I would like this structure:

/actuator/health <-- open
/api/** <-- hasAnyAuthority
/auth/** <-- basic authentication
all others no access

So far this is what I have

@Configuration
@EnableWebSecurity
@EnableGlobalMethodSecurity(prePostEnabled = true)
public class SpringSecurityConfiguration extends WebSecurityConfigurerAdapter {

    @Override
    protected void configure(HttpSecurity http) throws Exception {
        http
            .antMatcher("/**") // If you want to override the security provided by Spring Boot.
            .addFilter(preAuthFilter())
            .cors()
                .and()
            .csrf().disable()
            .authorizeRequests()
                .antMatchers("/actuator/health").permitAll()
                .antMatchers("/api/**").hasAnyAuthority("something")
                .antMatchers("/auth/**").authenticated()
                .and()
            .httpBasic();
    }

I would like to add .anyRequest().denyAll() but that doesn't seem to be possible after httpBasic().

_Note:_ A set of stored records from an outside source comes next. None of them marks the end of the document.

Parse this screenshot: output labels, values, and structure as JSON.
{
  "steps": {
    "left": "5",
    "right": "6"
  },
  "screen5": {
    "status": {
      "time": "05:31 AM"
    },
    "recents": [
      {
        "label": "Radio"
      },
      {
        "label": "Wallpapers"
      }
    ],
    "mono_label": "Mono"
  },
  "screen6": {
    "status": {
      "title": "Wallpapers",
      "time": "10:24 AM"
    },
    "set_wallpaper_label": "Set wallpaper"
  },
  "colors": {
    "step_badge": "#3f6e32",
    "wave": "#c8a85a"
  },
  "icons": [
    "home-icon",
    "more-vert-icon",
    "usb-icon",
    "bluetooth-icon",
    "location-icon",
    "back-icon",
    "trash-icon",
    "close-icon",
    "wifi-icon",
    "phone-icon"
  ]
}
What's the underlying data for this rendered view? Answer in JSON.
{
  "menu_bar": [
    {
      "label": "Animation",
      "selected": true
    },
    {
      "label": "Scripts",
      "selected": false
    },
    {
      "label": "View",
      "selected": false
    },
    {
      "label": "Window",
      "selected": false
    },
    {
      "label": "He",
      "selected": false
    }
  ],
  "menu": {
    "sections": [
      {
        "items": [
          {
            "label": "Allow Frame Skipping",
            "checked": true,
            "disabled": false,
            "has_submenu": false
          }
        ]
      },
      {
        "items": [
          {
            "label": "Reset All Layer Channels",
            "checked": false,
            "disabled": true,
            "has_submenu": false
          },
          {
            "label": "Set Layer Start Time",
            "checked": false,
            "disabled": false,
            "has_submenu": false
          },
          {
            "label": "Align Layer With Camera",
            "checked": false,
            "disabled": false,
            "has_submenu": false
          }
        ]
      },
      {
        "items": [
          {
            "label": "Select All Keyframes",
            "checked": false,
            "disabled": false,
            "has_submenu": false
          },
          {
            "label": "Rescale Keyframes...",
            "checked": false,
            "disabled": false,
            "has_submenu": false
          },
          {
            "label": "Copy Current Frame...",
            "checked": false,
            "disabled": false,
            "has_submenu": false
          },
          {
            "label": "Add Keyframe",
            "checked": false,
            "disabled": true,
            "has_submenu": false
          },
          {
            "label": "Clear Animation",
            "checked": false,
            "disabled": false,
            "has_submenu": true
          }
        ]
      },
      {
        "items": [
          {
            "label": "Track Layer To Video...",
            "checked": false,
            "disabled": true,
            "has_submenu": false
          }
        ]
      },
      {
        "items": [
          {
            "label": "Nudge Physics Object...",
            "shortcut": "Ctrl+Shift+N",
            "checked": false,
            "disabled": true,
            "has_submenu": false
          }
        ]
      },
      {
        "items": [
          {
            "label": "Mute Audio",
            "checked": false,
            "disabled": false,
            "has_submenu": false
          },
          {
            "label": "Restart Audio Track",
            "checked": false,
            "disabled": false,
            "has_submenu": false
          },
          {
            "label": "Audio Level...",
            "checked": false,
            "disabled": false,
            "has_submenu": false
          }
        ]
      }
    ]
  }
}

Can anyone confirm that the above code will be the same as what I would like?

Answer 1

Example on how to split configuration by path:

@Configuration
public class ApiSecurityConfiguration extends WebSecurityConfigurerAdapter{

    @Override
    protected void configure(HttpSecurity http) throws Exception {
        http.antMatcher("/api/**")
            .authorizeRequests()
                .antMatchers("/api/public/**", "/api/register").anonymous() //if you need to allow some path in api
                .antMatchers("/api/**", "/api/register/**").hasRole("API_USER")
            .and()
                .formLogin()
                    .loginPage("/api/")
                    .failureHandler(failureHandler())
                    .loginProcessingUrl("/api/login")
                    .usernameParameter("username")
                    .passwordParameter("password")
                    .successHandler(successHandler())
            .and()
                .logout()
                    .logoutUrl("/api/logout")
                    .logoutSuccessUrl("/api/")
                    .invalidateHttpSession(true)
            .and()
                .rememberMe()
                    .key("something")
            .and()
                .csrf().disable()
            .exceptionHandling()
                .accessDeniedPage("/api/loginfailed");
    }
}

Second path:

@Configuration
public class AuthSecurityConfiguration extends WebSecurityConfigurerAdapter{

    @Override
    protected void configure(HttpSecurity http) throws Exception {
        http.antMatcher("/auth/**")
            .authorizeRequests()
                .antMatchers("/auth/register").anonymous()
                .antMatchers("/auth/**", "/auth/register/**").hasRole("USER")
            .and()
                .formLogin()
                    .loginPage("/auth/")
                    .failureHandler(failureHandler())
                    .loginProcessingUrl("/auth/login")
                    .usernameParameter("username")
                    .passwordParameter("password")
                    .successHandler(successHandler())
            .and()
                .logout()
                    .logoutUrl("/auth/logout")
                    .logoutSuccessUrl("/auth/")
                    .invalidateHttpSession(true)
            .and()
                .rememberMe()
                    .key("something")
            .and()
                .csrf().disable()
            .exceptionHandling()
                .accessDeniedPage("/auth/loginfailed");
    }
}

Now since you have not added security for /actuator/health you can either leave it without one or you can make another adapter for it and permit access to everyone.

Also you should use csrf protection, it is easy to implement.